Tuesday, April 9, 2019

I'm blogging on my personal site


I'm proud that I've kept this blog going since January 2012. That's 7 years!

Throughout this time I've made a transition from 'mechanical engineering' (in quotes because I was formally trained in mechanical engineering but didn't practice it) to data science.

Also throughout this time, I resisted making my own site. I saw that it was 'cool' to use a static site generator from ~2015 onward. Jekyll was looking pretty cool!

I resisted because I wanted to just be able to write my content and publish it and I was okay with forfeiting customization. But you can only resist for so long!

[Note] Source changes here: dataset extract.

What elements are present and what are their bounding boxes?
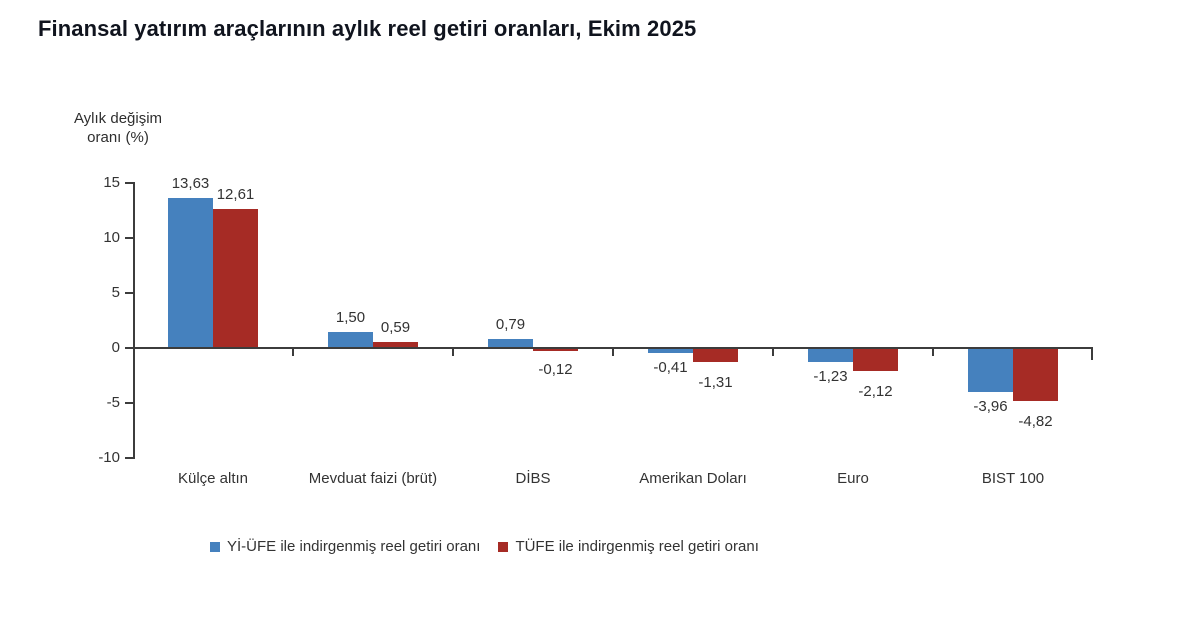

In the end I settled on making my own site using Lektor. Hopefully I can figure out how to include mathematical symbols and Jupyter notebooks...later. :D

Sunday, December 2, 2018

Plot entropy can be used to automatically select scatter plot transparency

Problem: As a data scientist, you make scatter plots to assess visually a distribution of points. However, many times the points are too dense which can give you a wrong impression about the point distribution. So, you might adjust the transparency setting (usually called alpha) a few times. Now, let's say you change the dataset. Again, repeat adjusting the transparency.
Solution: Optimize the plot image entropy because it quantifies the 'variety' of color in it.


When you adjust the transparency, you are eyeballing a measure of image color 'variety'. I went for an information-theortic measure of 'variety'/'dispersion' as opposed to a statistical one (like standard deviation). What I like about information theory is that I can be less mindful of specific statistical distributions and models.

The magic line to calculate color image entropy with scipy/numpy is:
entropy(histogramdd(img, bins=[arange(256)]*3)[0].flatten(), base=2)
where img is shape (width*height, 3) with 8-bit resolution for each color.

The below figures show a monochromatic and color version of a data set scatter plot with alpha (a) and entropy (s) annotated at the top right. The alpha was varied which results in different entropy values. The red annotation signifies the highest entropy.

I think the utility and quantification is easier to see in the monochromatic version perhaps due to it being less 'busy'. But the numbers don't lie!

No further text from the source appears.